Kürt sorunu çözülmeden Türkiye
demokratik bir ülke olabilir mi? Avrupa Birliği bu baş ağrısıyla
Türkiye'yi içine alabilir mi?.
Üstelik, Türk tarafının gönlünü
hoş etmek için izlenen bu tutum da bir işe yaramadı. Sözkonusu
şoven çevrelerin, üstü örtülü biçimde bile Kürtlerin haklarından
söz edilmesine tahammülleri yoktur. Onlar bunu ülkenin ve
ulusun parçalanması gibi yorumluyor. Kimse de "hangi ülke
ve hangi ulus?" diye sormuyor. Bu zorbalar Kürdistan'ı babalarının
mülkü, Kürtleri de babalarının oğlu sanıyorlar!..
Yine de Kürtler, olaya tek
yanlı yaklaşmamalı ve sözkonusu belgenin içerdiği olumlu istem
ve önerileri de görebilmeliler.
Bu belgede, gerçekleştiği zaman
Kürtlerin de durumunu olumlu biçimde etkileyecek, kültürel
ve politik alanda özgürlük mücadelesini kolaylaştıracak olan
bir dizi reform önerisi var. Yarı aralık bir kapıdan geçmek,
sıkı sıkıya kapalı bir kapıyı aşmaktan daha kolaydır.

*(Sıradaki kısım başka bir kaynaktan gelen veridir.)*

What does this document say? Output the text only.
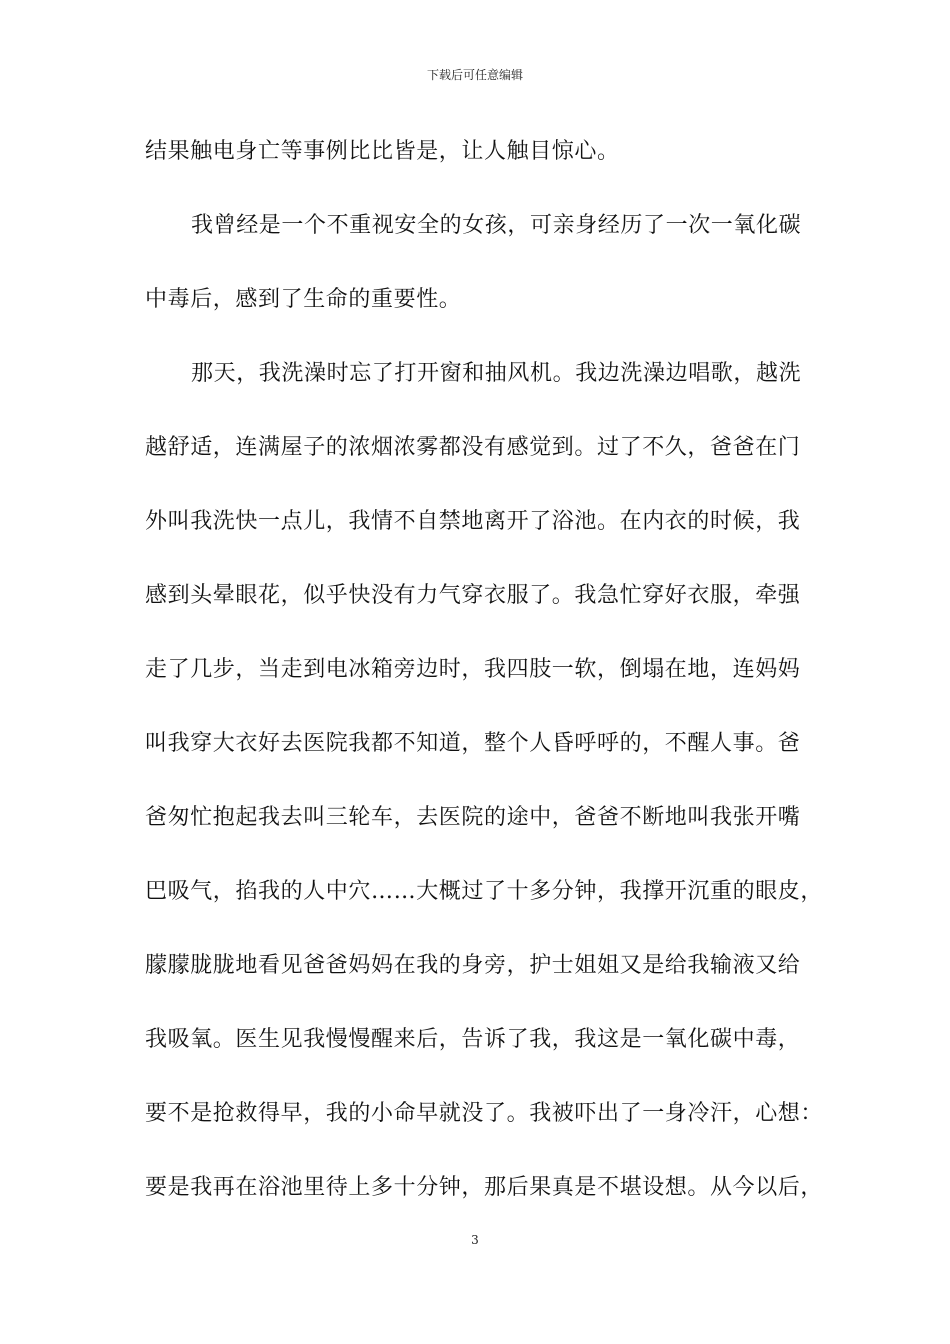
下载后可任意编辑
结果触电身亡等事例比比皆是，让人触目惊心。
我曾经是一个不重视安全的女孩，可亲身经历了一次一氧化碳
中毒后，感到了生命的重要性。
那天，我洗澡时忘了打开窗和抽风机。我边洗澡边唱歌，越洗
越舒适，连满屋子的浓烟浓雾都没有感觉到。过了不久，爸爸在门
外叫我洗快一点儿，我情不自禁地离开了浴池。在内衣的时候，我
感到头晕眼花，似乎快没有力气穿衣服了。我急忙穿好衣服，牵强
走了几步，当走到电冰箱旁边时，我四肢一软，倒塌在地，连妈妈
叫我穿大衣好去医院我都不知道，整个人昏呼呼的，不醒人事。爸
爸匆忙抱起我去叫三轮车，去医院的途中，爸爸不断地叫我张开嘴
巴吸气，掐我的人中穴……大概过了十多分钟，我撑开沉重的眼皮，
朦朦胧胧地看见爸爸妈妈在我的身旁，护士姐姐又是给我输液又给
我吸氧。医生见我慢慢醒来后，告诉了我，我这是一氧化碳中毒，
要不是抢救得早，我的小命早就没了。我被吓出了一身冷汗，心想：
要是我再在浴池里待上多十分钟，那后果真是不堪设想。从今以后，
3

Öte yandan, Kürt sorununun
çözümü için Avrupa'dan çok şey beklemek de doğru değil. Kürt
halkı için temel hak ve özgürlükleri kazanmak, en başta kendi
mücadelesine bağlıdır. Bu görev asıl olarak Kürtlere düşüyor.
Örgütlenmeli, güçleri birleştirmeli ve direnmeliyiz.
Bu belgeyi Kürt karşıtı ve
ikinci bir Lozan gibi değerlendirmek yanlış olur. Bu, Türkiye'deki
şoven çevrelerin belgeye karşı kopardığı gürültüden de bellidir.
Şu
zorbanın dediğine bakın!
Katılım Ortaklığı Belgesi açıklanıp
da belgedeki istemlerin Kürtçe radyo ve televizyonla Kürtçe
eğitimi de kapsadığı anlaşılınca, Türk ırkçı ve şovenleri
çılgına döndüler. Bu herifler şimdi bir ağızdan haykırıyorlar:
"Resmi dil Türkçedir, bu ülkede
başka dilden yayın ve eğitim olmaz!"
MHP Başkan Yardımcısı İ. Köse ise
şöyle diyor:
"Anayasaya göre resmi dil Türkçedir.
Kürt diliyle yayın ve eğitim yapan anayasayı çiğnemiş olur.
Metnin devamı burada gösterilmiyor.